Inicialmente, Khan havia afirmado, por meio de nota divulgada pelo tribunal na última sexta-feira (25/2), que estava acompanhando os eventos recentes “com preocupação” e já havia recebido pedidos de investigação sobre crime de agressão, uma das ofensas a que o TPI se dedica.
Entretanto, disse que não teria jurisdição para atuar, já que Ucrânia e Rússia não ratificaram o Estatuto de Roma, documento que baseia a atuação do tribunal para julgar criminalmente indivíduos por crimes de guerra, contra a humanidade, genocídios, além de agressão.
A mudança de entendimento partiu da noção de que, embora a Ucrânia não seja membro do TPI, o país pode dar jurisdição à Corte para investigações em seu território, o que aconteceu em duas ocasiões, segundo o procurador.
A primeira ocasião foi a partir de novembro de 2013, início das manifestações que tiveram intensa repreensão policial e levaram à queda do presidente ucraniano Viktor Fedorovych Yanukovych, aliado da Rússia. Em um segundo momento, a anexação da Criméia pelo vizinho russo, em 2014, levou a uma nova declaração, válida até o presente.
Khan afirmou que o seu time está reunindo todas as evidências; em seguida, pretende solicitar à Câmara de Pré-Julgamentos do Tribunal para abrir uma investigação oficial. Portanto, a ação não seria imediata.
“Rota alternativa seria algum Estado membro do Estatuto de Roma levar a situação diretamente à Procuradoria, o que permitiria a nós, ativa e imediatamente, proceder com investigações independentes e objetivas”, disse o procurador-geral na manifestação. Após o apelo, 39 Estados enviaram pedidos, abrindo a investigação.

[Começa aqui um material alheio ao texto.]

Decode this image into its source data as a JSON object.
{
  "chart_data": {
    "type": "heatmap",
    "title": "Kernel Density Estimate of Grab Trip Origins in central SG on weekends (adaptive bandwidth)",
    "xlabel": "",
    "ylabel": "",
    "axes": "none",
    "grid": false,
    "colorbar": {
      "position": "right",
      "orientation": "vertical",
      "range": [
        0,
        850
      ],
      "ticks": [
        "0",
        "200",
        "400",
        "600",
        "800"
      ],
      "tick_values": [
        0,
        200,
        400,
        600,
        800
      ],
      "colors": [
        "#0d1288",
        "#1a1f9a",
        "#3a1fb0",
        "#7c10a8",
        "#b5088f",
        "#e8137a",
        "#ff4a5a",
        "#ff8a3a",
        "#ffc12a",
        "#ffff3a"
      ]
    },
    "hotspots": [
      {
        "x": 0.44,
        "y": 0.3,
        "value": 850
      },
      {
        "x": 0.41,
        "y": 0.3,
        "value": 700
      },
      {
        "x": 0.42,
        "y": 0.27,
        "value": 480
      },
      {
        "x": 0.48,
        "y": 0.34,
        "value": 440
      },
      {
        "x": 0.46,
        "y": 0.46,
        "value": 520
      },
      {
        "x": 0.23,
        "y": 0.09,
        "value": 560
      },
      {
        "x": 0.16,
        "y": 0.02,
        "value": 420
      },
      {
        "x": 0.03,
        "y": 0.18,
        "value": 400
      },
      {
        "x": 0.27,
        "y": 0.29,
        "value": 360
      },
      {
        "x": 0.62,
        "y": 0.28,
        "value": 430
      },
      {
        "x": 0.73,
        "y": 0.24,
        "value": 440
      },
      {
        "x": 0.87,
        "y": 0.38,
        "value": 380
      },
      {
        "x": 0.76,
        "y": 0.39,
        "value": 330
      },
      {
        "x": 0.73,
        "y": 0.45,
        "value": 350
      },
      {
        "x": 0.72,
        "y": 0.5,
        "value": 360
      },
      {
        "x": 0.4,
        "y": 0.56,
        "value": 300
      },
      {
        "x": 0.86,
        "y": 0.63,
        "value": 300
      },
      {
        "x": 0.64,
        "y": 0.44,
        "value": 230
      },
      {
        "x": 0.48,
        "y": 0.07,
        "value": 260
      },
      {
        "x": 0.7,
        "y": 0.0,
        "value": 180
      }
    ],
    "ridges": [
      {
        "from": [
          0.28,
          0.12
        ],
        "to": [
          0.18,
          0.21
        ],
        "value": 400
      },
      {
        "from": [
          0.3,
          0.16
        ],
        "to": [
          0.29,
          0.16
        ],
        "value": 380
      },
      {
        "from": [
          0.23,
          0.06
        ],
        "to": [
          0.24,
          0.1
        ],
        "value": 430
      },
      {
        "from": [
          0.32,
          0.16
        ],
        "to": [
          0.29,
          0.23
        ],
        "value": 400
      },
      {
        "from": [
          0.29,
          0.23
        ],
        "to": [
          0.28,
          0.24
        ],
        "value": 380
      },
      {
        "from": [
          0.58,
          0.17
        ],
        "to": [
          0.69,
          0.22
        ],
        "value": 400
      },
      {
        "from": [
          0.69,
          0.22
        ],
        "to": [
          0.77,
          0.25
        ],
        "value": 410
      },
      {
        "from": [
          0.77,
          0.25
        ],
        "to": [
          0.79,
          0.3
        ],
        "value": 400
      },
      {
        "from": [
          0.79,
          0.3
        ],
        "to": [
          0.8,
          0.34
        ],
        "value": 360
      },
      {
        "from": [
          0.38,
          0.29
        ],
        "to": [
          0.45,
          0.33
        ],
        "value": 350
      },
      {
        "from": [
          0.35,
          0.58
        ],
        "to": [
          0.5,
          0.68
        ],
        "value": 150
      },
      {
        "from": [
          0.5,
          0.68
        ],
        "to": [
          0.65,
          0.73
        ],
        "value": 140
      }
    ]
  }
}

No caso do TPI, a abertura de uma investigação não, necessariamente, é seguida por encaminhamento de denúncia pela Procuradoria e, menos ainda, de julgamento. Tradicionalmente, a equipe de investigadores do Tribunal acompanha centenas de casos ao mesmo tempo, mas abre investigações oficiais apenas para parte deles e julga fatia ainda menor.
Desde que o Estatuto de Roma entrou em vigor, em 2002, há 30 casos em estágio mais avançado no TPI. O próximo julgamento está marcado para começar em 5 de abril, contra um ex-comandante do Sudão Muhammad Ali Abd-Al-Rahman, acusado de 31 crimes de guerra e contra a humanidade. A Procuradoria havia pedido a prisão dele pela primeira vez em 2009, mas ele só foi preso em 2020, então o processo pôde avançar.
Muitos casos permanecem parados, já que a realização dos julgamentos depende da presença do réu, o que frequentemente depende que ele seja enviado pelo seu Estado de origem. É o caso do ex-presidente do Sudão Omar Hassan Ahmad Al Bashir. O país concordou apenas recentemente em entregá-lo. Entre outros investigados, o comandante líbio Mahmoud Busayf al-Werfalli também precisa se entregar.
“Responsabilizar as lideranças depende da quantidade de provas que se tem, por isso a Procuradoria foca em poucos casos e, ainda assim, tem dificuldades. Nesse sentido, há críticas de que após anos de investigações, o réu acabe absolvido”, afirma o advogado criminalista Rodrigo Faucz, um dos três brasileiros autorizados a representar no Tribunal.
Para citar alguns, há as acusações contra o ex-militar sudanês Bahar Idriss Abu Garda que não foram aceitas pelo Tribunal, em 2010. E em 2016 e em 2019, foram absolvidos Laurent Gbagbo e Charles Blé Goudé de acusações de crimes contra a humanidade após eleições na Costa do Marfim.